And then there is the heart of the matter for today’s column, Appendix N.

Appendix N is labeled “Inspirational and Educational Reading”. It’s a list of fantasy works that inspired Gary Gygax and company in their creation of D&D. Paul S. Kemp has an appreciation, and a list of the books from the original Appendix N.

After he posted his blog post (which was partly inspired in turn by a conversation on Twitter that he and I were a part of), it occurred to me that Appendix N is an extremely valuable resource for going “old school” with your fantasy fiction. However, since the Dungeon Master’s Guide was written in 1979, that leaves a couple additional decades of books modern readers and gamers may not have heard of, are not in Appendix N, but are worthy of attention. And especially for Game masters, source material to beg, borrow and steal from.

So, herein, I set to lay out an add-on for Appendix N, and cover more recent books that, if Appendix N were written today by Gygax, would be in it. Appendix “N-Squared”. These are books that have influenced my gaming, books from which I have plucked kernels.

My boundary conditions for selection are heroic fantasy books intended for fantasy gamers that were written from 1980 to 2007. I don’t think more recent works than that have had the time to firm themselves up as classics. Some of the series listed below extend beyond 2007, of course, and some are still ongoing. And yes, I am aware that in the last few years, a swath of authors that may be on a “Appendix N-cubed” have emerged, especially in the resurgent subgenre of sword and sorcery.
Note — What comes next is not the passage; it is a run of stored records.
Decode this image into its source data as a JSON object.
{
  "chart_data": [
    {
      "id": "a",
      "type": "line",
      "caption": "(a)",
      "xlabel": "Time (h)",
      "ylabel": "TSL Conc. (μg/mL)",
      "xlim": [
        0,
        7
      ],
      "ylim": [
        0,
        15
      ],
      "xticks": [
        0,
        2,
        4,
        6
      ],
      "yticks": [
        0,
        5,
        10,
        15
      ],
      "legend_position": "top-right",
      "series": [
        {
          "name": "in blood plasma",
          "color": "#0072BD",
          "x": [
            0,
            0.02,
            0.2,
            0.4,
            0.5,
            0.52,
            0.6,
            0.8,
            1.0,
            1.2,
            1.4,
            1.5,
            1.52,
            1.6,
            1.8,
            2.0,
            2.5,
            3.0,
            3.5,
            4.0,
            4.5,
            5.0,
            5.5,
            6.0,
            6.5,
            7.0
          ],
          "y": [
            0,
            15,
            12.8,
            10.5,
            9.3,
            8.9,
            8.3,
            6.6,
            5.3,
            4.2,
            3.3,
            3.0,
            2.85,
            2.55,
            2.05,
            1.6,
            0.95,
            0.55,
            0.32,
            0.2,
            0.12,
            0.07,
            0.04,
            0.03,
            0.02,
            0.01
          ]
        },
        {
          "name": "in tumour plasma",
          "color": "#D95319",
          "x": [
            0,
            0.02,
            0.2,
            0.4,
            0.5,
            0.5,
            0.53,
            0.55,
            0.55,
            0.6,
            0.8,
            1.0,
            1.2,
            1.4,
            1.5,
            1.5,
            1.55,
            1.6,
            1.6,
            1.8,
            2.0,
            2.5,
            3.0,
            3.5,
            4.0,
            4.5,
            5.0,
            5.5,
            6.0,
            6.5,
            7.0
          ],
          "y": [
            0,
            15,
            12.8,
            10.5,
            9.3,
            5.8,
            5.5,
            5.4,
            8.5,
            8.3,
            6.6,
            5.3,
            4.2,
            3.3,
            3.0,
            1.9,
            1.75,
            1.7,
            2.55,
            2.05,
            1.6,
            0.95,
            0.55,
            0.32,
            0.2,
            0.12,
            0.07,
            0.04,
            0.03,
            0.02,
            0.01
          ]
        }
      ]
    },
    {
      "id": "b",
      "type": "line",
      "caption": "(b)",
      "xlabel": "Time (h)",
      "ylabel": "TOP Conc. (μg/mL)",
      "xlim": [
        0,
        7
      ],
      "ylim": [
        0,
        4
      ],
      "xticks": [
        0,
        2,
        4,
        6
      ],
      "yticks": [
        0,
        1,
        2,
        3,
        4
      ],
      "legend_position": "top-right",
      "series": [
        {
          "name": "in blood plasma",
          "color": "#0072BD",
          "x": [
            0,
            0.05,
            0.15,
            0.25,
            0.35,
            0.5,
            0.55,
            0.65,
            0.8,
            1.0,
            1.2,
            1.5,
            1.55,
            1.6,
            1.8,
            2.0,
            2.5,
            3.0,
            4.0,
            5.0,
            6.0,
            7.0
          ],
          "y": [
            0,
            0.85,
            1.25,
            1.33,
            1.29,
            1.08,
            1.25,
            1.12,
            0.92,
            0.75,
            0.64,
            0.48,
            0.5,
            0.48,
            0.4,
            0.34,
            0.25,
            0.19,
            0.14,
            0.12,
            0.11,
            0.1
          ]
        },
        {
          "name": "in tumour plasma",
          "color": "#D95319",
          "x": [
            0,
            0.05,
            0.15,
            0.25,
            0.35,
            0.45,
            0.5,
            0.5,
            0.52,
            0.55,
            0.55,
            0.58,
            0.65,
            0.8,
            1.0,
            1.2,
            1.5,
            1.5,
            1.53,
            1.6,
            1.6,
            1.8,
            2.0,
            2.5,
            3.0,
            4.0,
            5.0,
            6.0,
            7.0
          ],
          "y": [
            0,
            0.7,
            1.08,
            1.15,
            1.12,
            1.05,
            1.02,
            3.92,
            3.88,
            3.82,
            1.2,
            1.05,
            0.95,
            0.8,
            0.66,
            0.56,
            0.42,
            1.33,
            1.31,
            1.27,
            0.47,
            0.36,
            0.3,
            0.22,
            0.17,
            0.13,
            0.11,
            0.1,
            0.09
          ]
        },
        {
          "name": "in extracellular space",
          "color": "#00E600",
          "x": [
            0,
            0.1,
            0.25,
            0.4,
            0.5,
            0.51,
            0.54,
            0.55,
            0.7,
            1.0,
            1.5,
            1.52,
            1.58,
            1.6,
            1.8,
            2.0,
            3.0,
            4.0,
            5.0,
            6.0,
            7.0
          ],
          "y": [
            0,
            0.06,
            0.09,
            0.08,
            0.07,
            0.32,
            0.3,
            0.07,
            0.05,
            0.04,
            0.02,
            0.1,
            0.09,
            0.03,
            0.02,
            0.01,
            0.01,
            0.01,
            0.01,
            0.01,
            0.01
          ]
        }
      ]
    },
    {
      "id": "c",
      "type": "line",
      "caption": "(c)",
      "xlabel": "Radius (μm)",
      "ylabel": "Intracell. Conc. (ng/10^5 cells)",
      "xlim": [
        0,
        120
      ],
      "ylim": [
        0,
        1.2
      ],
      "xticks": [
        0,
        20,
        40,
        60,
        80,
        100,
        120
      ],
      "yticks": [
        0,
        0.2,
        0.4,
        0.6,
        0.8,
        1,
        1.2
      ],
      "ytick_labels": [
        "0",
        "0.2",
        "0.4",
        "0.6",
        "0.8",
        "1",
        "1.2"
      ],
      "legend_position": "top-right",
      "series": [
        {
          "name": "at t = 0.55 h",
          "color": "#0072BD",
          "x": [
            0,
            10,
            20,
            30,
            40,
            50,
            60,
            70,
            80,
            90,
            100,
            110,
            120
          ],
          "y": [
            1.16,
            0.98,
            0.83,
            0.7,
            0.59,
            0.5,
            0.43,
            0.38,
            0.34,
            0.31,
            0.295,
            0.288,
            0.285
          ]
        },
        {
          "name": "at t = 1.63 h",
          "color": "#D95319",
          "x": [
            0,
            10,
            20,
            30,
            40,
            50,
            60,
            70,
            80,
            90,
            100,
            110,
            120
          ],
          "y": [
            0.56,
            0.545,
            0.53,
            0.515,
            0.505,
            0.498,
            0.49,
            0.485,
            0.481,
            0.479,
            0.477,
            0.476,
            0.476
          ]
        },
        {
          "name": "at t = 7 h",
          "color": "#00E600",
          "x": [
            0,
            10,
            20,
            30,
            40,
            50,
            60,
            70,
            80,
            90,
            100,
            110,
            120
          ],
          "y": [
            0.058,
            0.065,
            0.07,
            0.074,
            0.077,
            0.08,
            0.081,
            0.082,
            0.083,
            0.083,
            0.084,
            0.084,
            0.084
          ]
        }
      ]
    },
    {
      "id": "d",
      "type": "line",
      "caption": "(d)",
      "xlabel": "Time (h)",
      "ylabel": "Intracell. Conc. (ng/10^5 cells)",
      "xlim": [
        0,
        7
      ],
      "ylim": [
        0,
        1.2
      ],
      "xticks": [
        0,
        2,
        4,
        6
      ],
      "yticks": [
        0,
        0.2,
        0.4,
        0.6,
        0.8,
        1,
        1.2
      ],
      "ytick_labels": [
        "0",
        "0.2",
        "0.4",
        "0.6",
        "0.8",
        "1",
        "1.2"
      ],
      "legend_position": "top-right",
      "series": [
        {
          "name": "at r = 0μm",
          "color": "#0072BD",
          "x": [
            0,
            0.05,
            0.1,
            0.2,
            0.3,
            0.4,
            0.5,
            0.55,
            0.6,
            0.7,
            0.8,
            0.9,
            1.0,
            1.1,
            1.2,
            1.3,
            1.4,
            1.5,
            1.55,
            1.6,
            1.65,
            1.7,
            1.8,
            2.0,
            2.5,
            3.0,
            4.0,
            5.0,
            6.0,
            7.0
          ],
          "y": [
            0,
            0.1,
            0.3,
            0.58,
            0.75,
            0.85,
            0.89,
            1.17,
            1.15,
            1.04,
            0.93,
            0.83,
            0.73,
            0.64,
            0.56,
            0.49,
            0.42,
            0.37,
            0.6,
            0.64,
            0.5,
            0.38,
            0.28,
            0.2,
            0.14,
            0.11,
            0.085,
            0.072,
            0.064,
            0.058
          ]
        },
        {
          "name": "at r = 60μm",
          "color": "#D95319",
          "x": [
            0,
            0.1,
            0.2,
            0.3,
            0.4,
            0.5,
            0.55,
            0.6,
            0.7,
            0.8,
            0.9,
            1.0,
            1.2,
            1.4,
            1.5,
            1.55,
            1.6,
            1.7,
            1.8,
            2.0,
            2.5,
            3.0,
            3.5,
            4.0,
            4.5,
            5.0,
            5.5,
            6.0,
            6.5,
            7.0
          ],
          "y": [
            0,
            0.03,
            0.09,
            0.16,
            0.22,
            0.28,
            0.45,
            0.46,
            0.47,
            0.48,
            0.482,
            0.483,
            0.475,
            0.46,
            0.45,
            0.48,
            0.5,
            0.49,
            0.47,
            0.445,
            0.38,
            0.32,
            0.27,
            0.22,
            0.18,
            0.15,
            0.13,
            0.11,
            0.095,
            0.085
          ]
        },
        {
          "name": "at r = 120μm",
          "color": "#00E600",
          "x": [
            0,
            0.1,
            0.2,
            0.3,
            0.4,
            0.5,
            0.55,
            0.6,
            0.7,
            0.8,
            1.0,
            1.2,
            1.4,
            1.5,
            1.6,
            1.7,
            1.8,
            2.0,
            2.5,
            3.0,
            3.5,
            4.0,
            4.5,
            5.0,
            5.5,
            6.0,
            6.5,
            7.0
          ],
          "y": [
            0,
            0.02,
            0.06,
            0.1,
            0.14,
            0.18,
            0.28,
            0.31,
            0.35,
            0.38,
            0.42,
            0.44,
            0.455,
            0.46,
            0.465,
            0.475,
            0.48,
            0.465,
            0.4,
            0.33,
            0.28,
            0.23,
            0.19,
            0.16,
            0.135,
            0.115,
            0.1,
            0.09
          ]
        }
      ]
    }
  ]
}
Time will tell.

  • Joe Abercrombie: The First Law and sequels
  • Greg Bear: The Infinity Concerto and The Serpent Mage
  • Steven Brust: The Vlad Taltos series, and the Khaavren duology
  • Jim Butcher: The Furies of Calderon
  • C.J. Cherryh: The Morgaine Saga: [Gate of Ivrel and sequels]
  • Glen Cook: The Black Company series [The Black Company and sequels]
  • Steven R. Donaldson: The Chronicles of Thomas Covenant [Lord Foul’s Bane and sequels]
  • Dave Duncan: The King’s Blade series [The Gilded Chain and sequels]
  • Kate Elliott: The Crown of Stars series [King’s Dragon and sequels]
  • Steven Erikson: The Gardens of the Moon
  • Raymond E. Feist: The Riftwar Saga [Magician and sequels]
  • Mary Gentle: Grunts!
  • Robin Hobb: The Farseer Trilogy [Assassin’s Apprentice and sequels]
  • J.V. Jones: The Sword of Shadows series [A Cavern of Black Ice and sequels]
  • Scott Lynch: The Lies of Locke Lamora
  • George R.R. Martin: A Game of Thrones
  • Julian May: The Saga of Pliocene Exile [The Many Colored Land and sequels]
  • L.E. Modesitt, Jr.: The Saga of Recluce [The Magic of Recluce and sequels]
  • Elizabeth Moon: The Deed of Paksenarrion [Sheep Farmer’s Daughter and sequels]
  • Joel Rosenberg: The Guardians of the Flame series [The Sleeping Dragon and sequels]
  • Fred Saberhagen: The Books of the Swords and The Books of the Lost Swords sequences
  • Martha Wells: The Element of Fire and City of Bones
  • Tad Williams: Memory, Sorrow, Thorn [The Dragonbone Chair and sequels]

So what books have I missed? What books of mine should NOT be on this list?